In this example, we will construct a view which based on the user’s roles, will only show a subset of the rows. This can be used to implement policies such as having a particular user be able to see sales data from Germany, another user from Great Britain and a third user being able to see both.

CREATE VIEW okera_sample.sales_data_secure AS
SELECT * FROM okera_sample.sales_data WHERE
  has_roles('de_role') AND country = 'de' OR
  has_roles('gbr_role') AND country = 'gbr'

Users that have the de_role will be able to see all data where the country is de. Users that have the grb_role will be able to see all data where the country is gbr. Users that have both, will be able to see both.

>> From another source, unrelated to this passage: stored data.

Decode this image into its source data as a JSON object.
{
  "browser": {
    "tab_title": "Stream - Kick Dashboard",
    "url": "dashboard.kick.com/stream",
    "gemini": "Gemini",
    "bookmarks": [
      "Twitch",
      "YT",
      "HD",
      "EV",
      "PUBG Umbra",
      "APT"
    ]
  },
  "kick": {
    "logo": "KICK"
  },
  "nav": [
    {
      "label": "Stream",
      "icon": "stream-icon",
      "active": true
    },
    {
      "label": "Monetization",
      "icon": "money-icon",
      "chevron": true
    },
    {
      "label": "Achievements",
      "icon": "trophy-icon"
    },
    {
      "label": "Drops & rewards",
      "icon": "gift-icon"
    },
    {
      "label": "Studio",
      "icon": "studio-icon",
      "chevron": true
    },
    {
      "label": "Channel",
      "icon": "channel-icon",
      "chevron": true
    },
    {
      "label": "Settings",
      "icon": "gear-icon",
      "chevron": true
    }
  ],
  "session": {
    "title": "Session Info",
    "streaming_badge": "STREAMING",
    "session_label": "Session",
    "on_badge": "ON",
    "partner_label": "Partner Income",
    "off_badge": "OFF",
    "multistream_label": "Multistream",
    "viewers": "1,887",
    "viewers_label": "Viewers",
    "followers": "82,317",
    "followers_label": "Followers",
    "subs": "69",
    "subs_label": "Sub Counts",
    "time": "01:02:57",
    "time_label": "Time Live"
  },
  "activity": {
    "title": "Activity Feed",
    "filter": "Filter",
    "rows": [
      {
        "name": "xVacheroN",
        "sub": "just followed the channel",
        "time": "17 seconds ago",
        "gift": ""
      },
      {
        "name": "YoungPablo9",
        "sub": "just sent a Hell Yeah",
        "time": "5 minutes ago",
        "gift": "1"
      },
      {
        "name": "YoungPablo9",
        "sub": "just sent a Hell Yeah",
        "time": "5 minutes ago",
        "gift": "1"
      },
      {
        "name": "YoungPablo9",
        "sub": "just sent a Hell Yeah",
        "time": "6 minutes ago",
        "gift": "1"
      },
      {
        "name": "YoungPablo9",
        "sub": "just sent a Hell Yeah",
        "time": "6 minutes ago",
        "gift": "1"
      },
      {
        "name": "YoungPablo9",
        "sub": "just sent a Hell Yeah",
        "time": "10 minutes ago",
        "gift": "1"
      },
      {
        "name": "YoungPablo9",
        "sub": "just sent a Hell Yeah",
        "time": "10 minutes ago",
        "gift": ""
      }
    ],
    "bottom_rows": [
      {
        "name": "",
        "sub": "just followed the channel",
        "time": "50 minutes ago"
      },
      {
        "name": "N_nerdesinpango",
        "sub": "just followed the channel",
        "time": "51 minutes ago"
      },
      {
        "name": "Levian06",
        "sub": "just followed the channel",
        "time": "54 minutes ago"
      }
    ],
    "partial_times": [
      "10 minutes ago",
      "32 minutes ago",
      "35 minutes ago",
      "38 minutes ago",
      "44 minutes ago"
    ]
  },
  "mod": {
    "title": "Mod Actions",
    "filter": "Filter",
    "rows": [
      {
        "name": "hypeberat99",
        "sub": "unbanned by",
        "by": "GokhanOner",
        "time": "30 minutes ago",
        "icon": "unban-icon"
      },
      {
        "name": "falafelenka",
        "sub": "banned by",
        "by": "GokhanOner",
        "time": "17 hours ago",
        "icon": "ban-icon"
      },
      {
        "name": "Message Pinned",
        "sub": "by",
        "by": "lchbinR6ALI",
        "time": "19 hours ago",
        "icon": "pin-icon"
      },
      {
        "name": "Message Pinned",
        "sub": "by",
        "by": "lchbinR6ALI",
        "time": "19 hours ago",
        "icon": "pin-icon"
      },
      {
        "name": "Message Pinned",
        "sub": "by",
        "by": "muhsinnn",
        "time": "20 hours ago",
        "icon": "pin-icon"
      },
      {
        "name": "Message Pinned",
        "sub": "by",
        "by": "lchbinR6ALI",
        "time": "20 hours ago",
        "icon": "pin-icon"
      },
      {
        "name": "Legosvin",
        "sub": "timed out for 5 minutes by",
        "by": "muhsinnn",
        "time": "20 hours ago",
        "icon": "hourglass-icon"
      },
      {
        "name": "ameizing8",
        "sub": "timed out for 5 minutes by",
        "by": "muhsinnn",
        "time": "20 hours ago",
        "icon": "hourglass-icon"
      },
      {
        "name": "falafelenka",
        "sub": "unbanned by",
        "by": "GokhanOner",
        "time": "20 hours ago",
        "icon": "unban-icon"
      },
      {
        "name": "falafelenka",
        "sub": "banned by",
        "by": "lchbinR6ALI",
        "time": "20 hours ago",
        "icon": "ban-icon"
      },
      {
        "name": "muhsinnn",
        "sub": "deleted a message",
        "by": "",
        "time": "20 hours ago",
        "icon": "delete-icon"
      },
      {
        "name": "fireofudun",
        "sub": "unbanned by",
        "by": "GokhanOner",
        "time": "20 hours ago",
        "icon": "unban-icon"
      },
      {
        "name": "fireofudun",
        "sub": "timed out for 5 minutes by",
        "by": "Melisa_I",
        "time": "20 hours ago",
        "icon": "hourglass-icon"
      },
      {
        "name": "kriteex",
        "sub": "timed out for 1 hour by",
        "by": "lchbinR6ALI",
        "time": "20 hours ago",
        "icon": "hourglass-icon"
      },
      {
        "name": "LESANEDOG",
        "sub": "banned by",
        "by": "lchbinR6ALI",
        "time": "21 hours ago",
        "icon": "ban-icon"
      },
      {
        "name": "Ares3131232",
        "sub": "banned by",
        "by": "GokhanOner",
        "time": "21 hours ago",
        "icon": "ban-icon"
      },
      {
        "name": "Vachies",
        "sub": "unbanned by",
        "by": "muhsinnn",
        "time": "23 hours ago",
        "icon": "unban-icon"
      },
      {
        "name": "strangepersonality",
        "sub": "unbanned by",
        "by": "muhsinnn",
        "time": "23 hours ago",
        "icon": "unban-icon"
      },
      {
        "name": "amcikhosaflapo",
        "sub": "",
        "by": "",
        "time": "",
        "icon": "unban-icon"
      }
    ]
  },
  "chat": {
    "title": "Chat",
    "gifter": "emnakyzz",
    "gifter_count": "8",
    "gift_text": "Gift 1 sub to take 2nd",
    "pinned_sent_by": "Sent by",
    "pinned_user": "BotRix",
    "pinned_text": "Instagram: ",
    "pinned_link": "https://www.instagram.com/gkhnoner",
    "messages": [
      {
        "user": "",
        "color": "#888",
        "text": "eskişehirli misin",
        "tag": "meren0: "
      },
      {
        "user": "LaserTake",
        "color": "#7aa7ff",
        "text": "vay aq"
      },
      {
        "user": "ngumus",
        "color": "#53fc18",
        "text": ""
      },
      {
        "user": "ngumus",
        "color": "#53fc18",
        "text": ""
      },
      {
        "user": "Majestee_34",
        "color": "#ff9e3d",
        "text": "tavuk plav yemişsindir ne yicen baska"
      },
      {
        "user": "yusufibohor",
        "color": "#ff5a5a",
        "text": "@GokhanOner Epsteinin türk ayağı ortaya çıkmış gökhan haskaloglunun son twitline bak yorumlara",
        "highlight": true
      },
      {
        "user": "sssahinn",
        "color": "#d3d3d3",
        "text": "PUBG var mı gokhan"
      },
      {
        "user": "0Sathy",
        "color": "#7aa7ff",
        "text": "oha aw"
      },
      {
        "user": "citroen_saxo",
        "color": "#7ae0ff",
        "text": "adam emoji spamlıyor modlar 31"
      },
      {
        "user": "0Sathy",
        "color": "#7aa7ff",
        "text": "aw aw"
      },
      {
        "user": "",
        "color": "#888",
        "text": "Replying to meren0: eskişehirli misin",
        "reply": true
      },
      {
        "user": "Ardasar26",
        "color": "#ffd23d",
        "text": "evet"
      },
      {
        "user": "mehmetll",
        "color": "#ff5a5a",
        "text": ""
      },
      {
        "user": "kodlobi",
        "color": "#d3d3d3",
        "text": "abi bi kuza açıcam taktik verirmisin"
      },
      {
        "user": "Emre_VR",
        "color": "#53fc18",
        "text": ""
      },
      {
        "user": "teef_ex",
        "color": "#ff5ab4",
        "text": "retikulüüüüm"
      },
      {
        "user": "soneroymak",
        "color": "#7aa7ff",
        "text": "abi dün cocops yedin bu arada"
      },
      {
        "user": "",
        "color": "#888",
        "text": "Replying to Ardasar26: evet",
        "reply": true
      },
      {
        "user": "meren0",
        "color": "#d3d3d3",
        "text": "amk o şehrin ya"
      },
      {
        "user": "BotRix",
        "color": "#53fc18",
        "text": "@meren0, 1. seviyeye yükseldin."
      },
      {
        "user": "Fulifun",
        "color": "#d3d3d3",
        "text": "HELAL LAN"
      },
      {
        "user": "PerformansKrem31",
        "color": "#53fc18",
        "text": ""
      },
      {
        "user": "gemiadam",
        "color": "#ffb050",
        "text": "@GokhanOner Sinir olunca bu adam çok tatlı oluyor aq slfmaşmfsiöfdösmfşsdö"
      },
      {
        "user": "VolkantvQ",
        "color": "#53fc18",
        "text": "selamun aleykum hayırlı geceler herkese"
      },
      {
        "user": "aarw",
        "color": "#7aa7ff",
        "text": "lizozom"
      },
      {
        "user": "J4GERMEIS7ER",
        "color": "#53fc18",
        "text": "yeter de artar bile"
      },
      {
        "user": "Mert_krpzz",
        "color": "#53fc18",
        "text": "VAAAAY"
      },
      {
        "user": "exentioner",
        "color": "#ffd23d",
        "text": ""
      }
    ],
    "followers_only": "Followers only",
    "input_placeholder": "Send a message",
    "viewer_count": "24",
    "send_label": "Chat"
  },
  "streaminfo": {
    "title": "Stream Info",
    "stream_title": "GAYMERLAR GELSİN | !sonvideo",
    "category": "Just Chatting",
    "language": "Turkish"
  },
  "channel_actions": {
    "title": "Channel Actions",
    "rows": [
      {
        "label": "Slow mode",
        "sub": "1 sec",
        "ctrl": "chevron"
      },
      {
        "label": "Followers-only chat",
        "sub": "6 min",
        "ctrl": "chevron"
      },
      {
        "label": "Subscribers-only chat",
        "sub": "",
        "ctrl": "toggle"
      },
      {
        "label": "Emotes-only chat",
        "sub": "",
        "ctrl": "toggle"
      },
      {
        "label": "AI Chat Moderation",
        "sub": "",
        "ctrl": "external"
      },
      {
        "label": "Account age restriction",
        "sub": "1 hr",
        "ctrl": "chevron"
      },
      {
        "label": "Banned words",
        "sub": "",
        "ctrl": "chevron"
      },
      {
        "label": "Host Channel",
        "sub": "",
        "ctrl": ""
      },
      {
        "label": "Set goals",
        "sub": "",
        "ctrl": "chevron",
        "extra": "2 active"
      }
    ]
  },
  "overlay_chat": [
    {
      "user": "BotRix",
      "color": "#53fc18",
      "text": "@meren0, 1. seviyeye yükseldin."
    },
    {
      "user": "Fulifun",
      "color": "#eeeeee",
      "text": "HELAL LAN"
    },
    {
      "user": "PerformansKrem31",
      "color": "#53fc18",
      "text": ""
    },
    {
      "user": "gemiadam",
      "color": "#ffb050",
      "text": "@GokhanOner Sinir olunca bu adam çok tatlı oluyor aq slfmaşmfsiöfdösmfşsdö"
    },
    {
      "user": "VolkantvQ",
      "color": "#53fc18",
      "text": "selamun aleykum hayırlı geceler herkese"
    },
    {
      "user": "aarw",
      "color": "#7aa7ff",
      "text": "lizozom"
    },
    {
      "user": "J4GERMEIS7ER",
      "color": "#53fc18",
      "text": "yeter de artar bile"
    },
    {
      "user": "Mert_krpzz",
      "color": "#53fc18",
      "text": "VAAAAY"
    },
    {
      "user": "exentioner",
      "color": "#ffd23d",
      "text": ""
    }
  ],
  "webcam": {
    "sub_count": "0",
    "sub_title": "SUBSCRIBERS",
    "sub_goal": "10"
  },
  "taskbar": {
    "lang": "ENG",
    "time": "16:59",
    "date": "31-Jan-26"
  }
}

Both builtins can also be used together:

CREATE VIEW okera_sample.sales_data_secure AS
SELECT * FROM okera_sample.sales_data WHERE
  has_roles('de_role') AND country = 'de' OR
  has_roles('gbr_role') AND country = 'gbr' OR
  has_access('okera_sample.samples_data')

This is similar to the above, except users that have access to the base table have full access.

Performance impact

In the cases above, where the input to the builtins is constant (they are catalog objects names or role names), this has no runtime cost. The ODAS engine does constant folding at planning time and the access check is fully resolved during planning.

In the tokenization example, as part of constant folding, the query gets transformed:

SELECT
  uid,
  dob,
  gender,
  if (has_access('okera_sample.users'), ccn, mask_ccn(uid))
FROM okera_sample.users;

-- Becomes
SELECT
  uid,
  dob,
  gender,
  if (true, ccn, mask_ccn(uid))
FROM okera_sample.users;

-- Becomes
SELECT
  uid,
  dob,
  gender,
  ccn
FROM okera_sample.users;

The result is exactly the query we want to execute when reading data.

Similar in the row filtering example, for a user that just has the gbr_role:

SELECT * FROM okera_sample.sales_data
WHERE
  has_roles('de_role') AND country = 'de' OR
  has_roles('gbr_role') AND country = 'gbr'

-- Becomes
SELECT * FROM okera_sample.sales_data
WHERE
  false AND country = 'de' OR
  true AND country = 'gbr'

-- Becomes
SELECT * FROM okera_sample.sales_data
WHERE
  false OR
  country = 'gbr'

-- Becomes
SELECT * FROM okera_sample.sales_data
WHERE
  country = 'gbr'

Note again that all of these transformations happen entirely at planning time and have zero per-record overhead.